|Fascia stretches are used to address tightness and adhesions within fascia. The increasing interest in fascia and fascia stretches is reflected in the literature and use in massage and rehabilitation settings. Fascia has been found to be involved in the pathogenesis of various conditions such as hernias, postural problems, low back pain, problems with muscle coordination and proprioception. The purpose of fascia is of structural support. It connects and holds things together and it has the property of being able to adapt to stress. Physical therapy and exercises can therefore influence its structure and viscosity. |
What is Fascia?
Why do we stretch fascia?
Movement occurs in many planes.
Viscoelasticity of fascia.
Superficial fascia is subcutaneous mainly made up of loose areolar tissue and fat cells. It also surrounds organs and neurovascular bundles.
Deep fascia surrounds muscles and subdivides muscles in compartments. This is a more dense connective tissue found in the muscles as epimysium, perimysium, and endomysium, but also surrounds bones, neurovascular bundles and joints.
Amongst the layers of collagen fibres there are ruffini and pacini corpuscles that play a role in proprioceptive feedback.
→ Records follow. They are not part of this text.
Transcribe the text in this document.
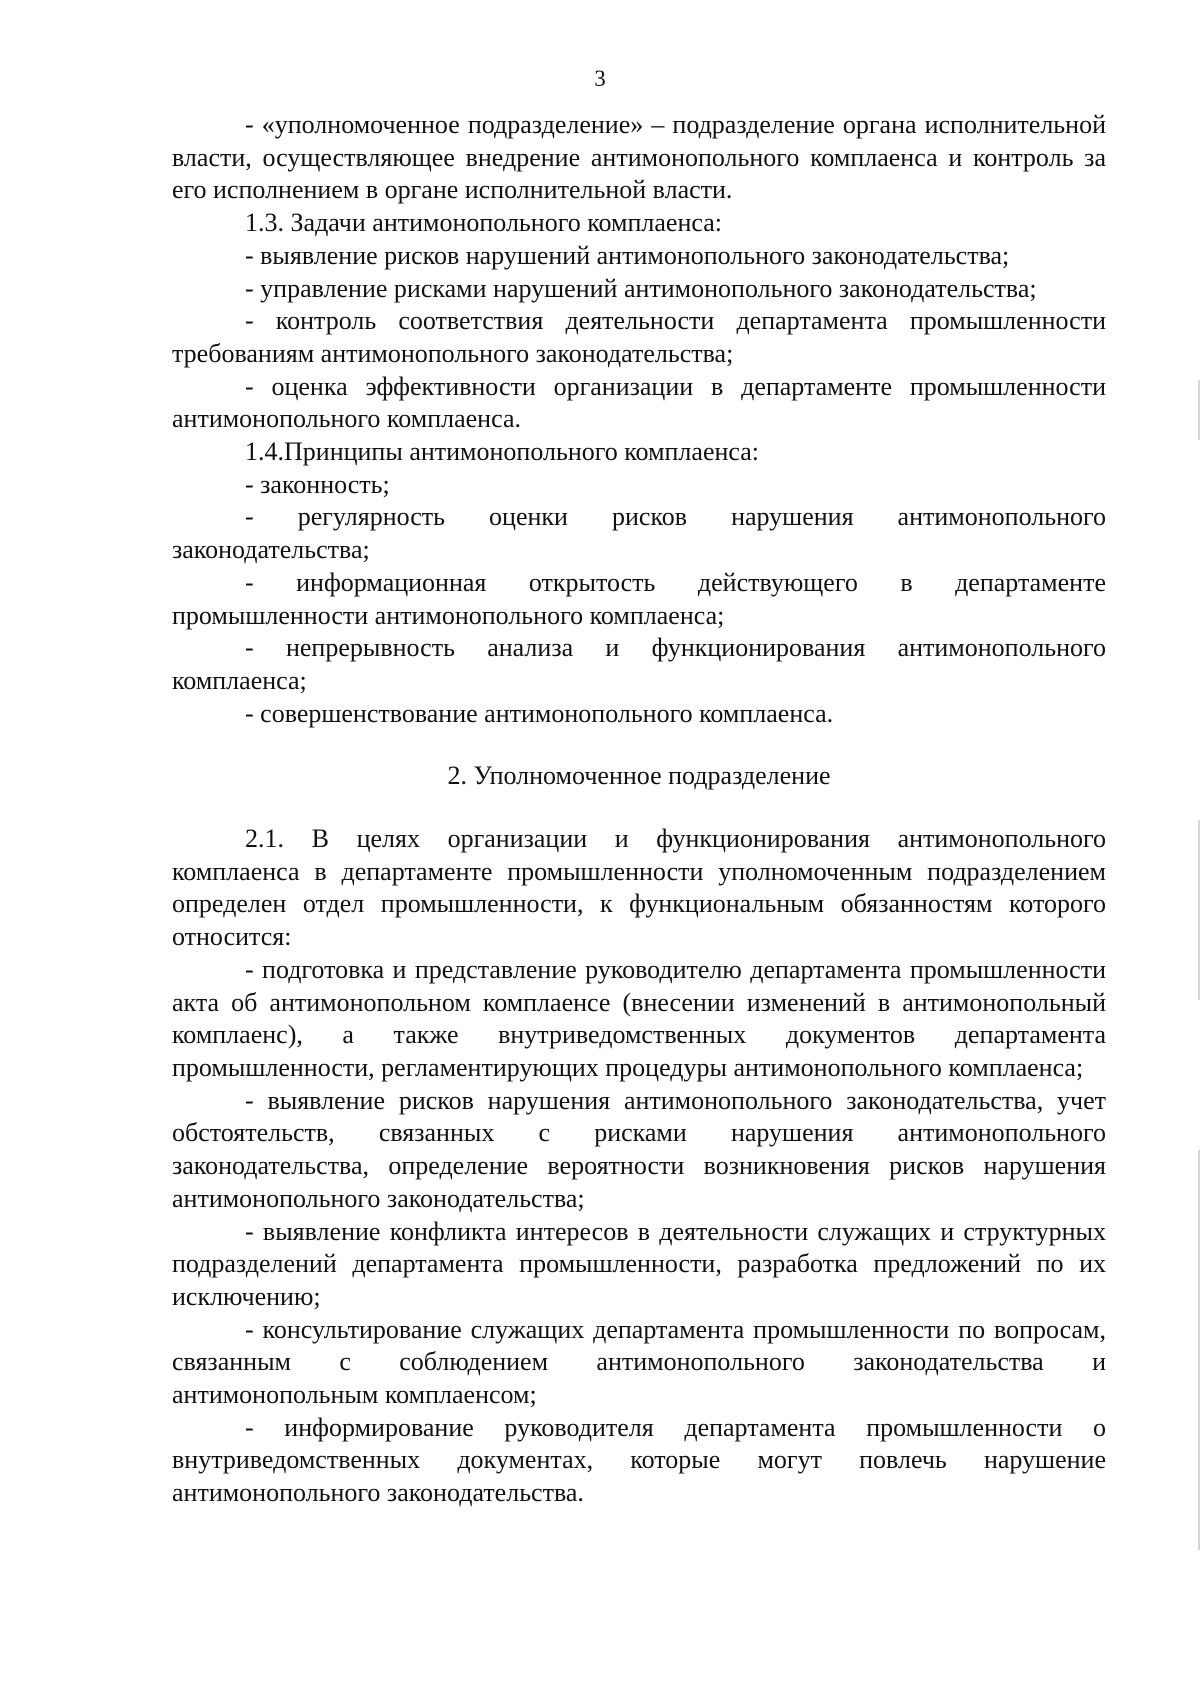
3

- «уполномоченное подразделение» – подразделение органа исполнительной власти, осуществляющее внедрение антимонопольного комплаенса и контроль за его исполнением в органе исполнительной власти.

1.3. Задачи антимонопольного комплаенса:

- выявление рисков нарушений антимонопольного законодательства;

- управление рисками нарушений антимонопольного законодательства;

- контроль соответствия деятельности департамента промышленности требованиям антимонопольного законодательства;

- оценка эффективности организации в департаменте промышленности антимонопольного комплаенса.

1.4.Принципы антимонопольного комплаенса:

- законность;

- регулярность оценки рисков нарушения антимонопольного законодательства;

- информационная открытость действующего в департаменте промышленности антимонопольного комплаенса;

- непрерывность анализа и функционирования антимонопольного комплаенса;

- совершенствование антимонопольного комплаенса.

2. Уполномоченное подразделение

2.1. В целях организации и функционирования антимонопольного комплаенса в департаменте промышленности уполномоченным подразделением определен отдел промышленности, к функциональным обязанностям которого относится:

- подготовка и представление руководителю департамента промышленности акта об антимонопольном комплаенсе (внесении изменений в антимонопольный комплаенс), а также внутриведомственных документов департамента промышленности, регламентирующих процедуры антимонопольного комплаенса;

- выявление рисков нарушения антимонопольного законодательства, учет обстоятельств, связанных с рисками нарушения антимонопольного законодательства, определение вероятности возникновения рисков нарушения антимонопольного законодательства;

- выявление конфликта интересов в деятельности служащих и структурных подразделений департамента промышленности, разработка предложений по их исключению;

- консультирование служащих департамента промышленности по вопросам, связанным с соблюдением антимонопольного законодательства и антимонопольным комплаенсом;

- информирование руководителя департамента промышленности о внутриведомственных документах, которые могут повлечь нарушение антимонопольного законодательства.
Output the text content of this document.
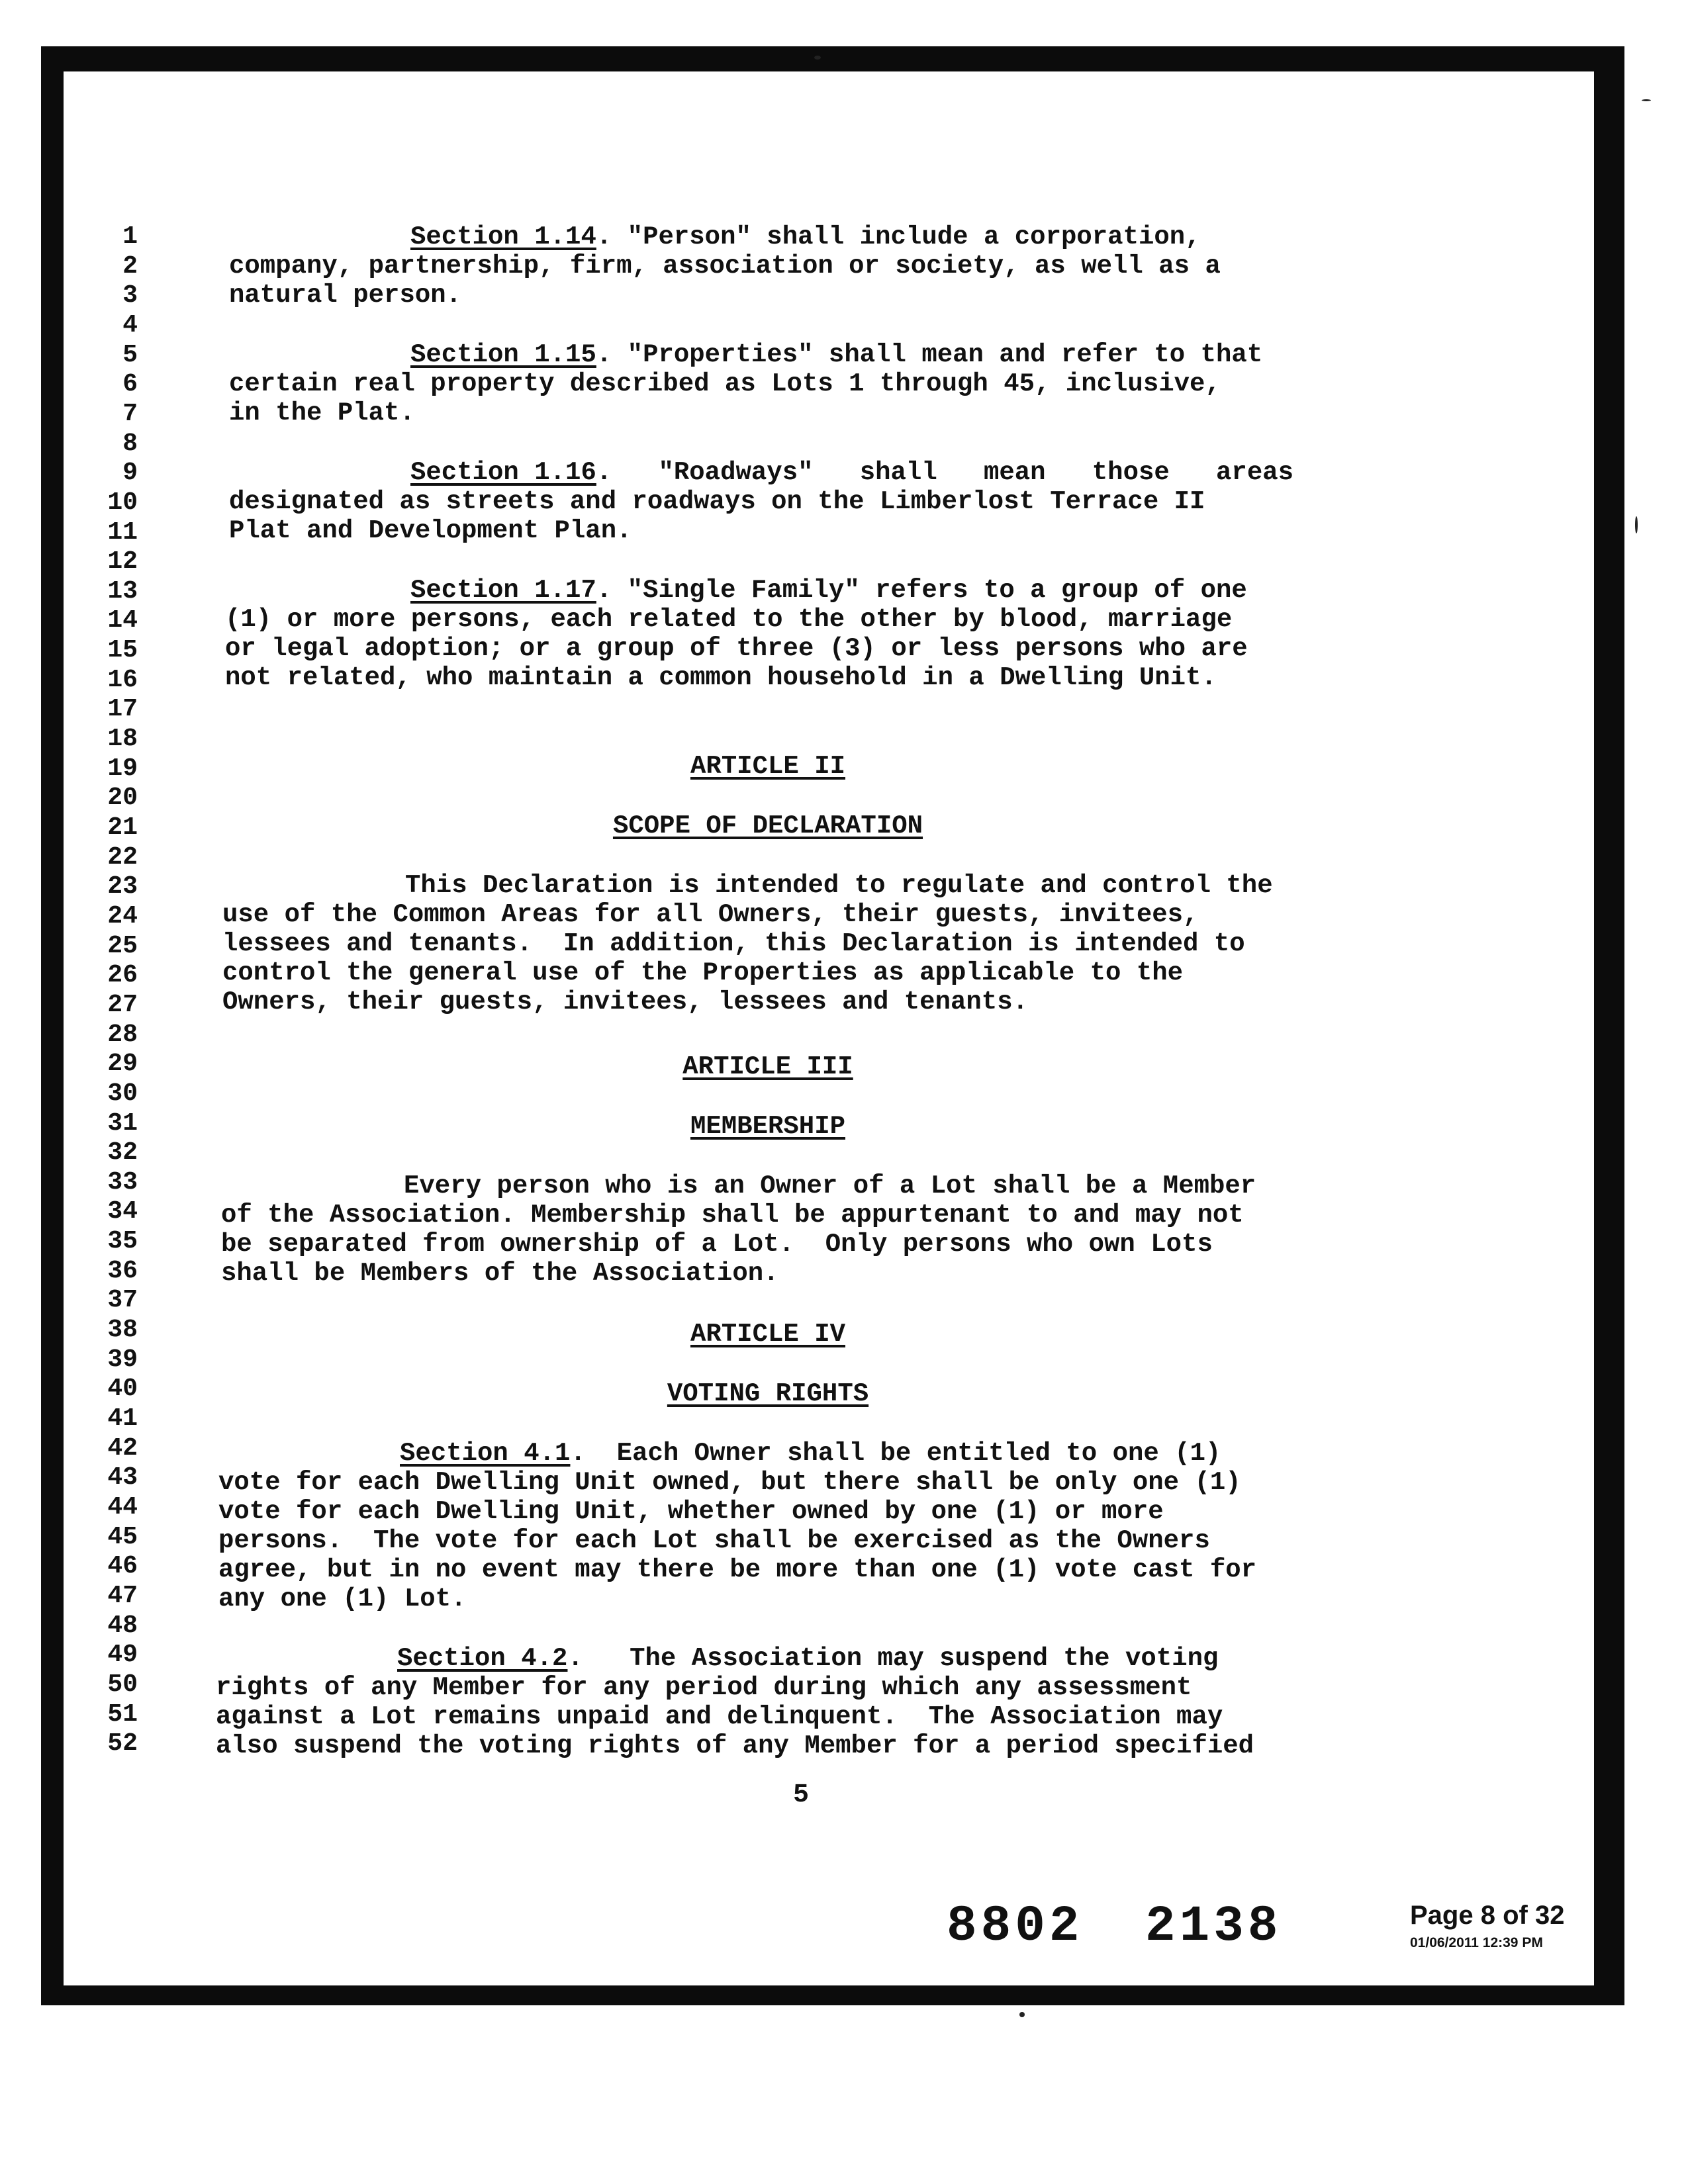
1
2
3
4
5
6
7
8
9
10
11
12
13
14
15
16
17
18
19
20
21
22
23
24
25
26
27
28
29
30
31
32
33
34
35
36
37
38
39
40
41
42
43
44
45
46
47
48
49
50
51
52
Section 1.14. "Person" shall include a corporation,
company, partnership, firm, association or society, as well as a
natural person.
Section 1.15. "Properties" shall mean and refer to that
certain real property described as Lots 1 through 45, inclusive,
in the Plat.
Section 1.16.   "Roadways"   shall   mean   those   areas
designated as streets and roadways on the Limberlost Terrace II
Plat and Development Plan.
Section 1.17. "Single Family" refers to a group of one
(1) or more persons, each related to the other by blood, marriage
or legal adoption; or a group of three (3) or less persons who are
not related, who maintain a common household in a Dwelling Unit.
ARTICLE II
SCOPE OF DECLARATION
This Declaration is intended to regulate and control the
use of the Common Areas for all Owners, their guests, invitees,
lessees and tenants.  In addition, this Declaration is intended to
control the general use of the Properties as applicable to the
Owners, their guests, invitees, lessees and tenants.
ARTICLE III
MEMBERSHIP
Every person who is an Owner of a Lot shall be a Member
of the Association. Membership shall be appurtenant to and may not
be separated from ownership of a Lot.  Only persons who own Lots
shall be Members of the Association.
ARTICLE IV
VOTING RIGHTS
Section 4.1.  Each Owner shall be entitled to one (1)
vote for each Dwelling Unit owned, but there shall be only one (1)
vote for each Dwelling Unit, whether owned by one (1) or more
persons.  The vote for each Lot shall be exercised as the Owners
agree, but in no event may there be more than one (1) vote cast for
any one (1) Lot.
Section 4.2.   The Association may suspend the voting
rights of any Member for any period during which any assessment
against a Lot remains unpaid and delinquent.  The Association may
also suspend the voting rights of any Member for a period specified
5
8802 2138	Page 8 of 32
01/06/2011 12:39 PM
We use fascia to determine limb position and aid in balance.
Fascia that surrounds the muscles can be more specifically called myofascia. The fascia that surrounds the muscles is connected throughout the body as a network, so stretching just one muscle is virtually impossible.
In some cases of trauma, post operative healing, or overuse injuries the ability of these collagen fibres to glide over one another can be affected. Adhesions among the layers of fascia can inhibit movement of structures on one another causing pain and loss of mobility.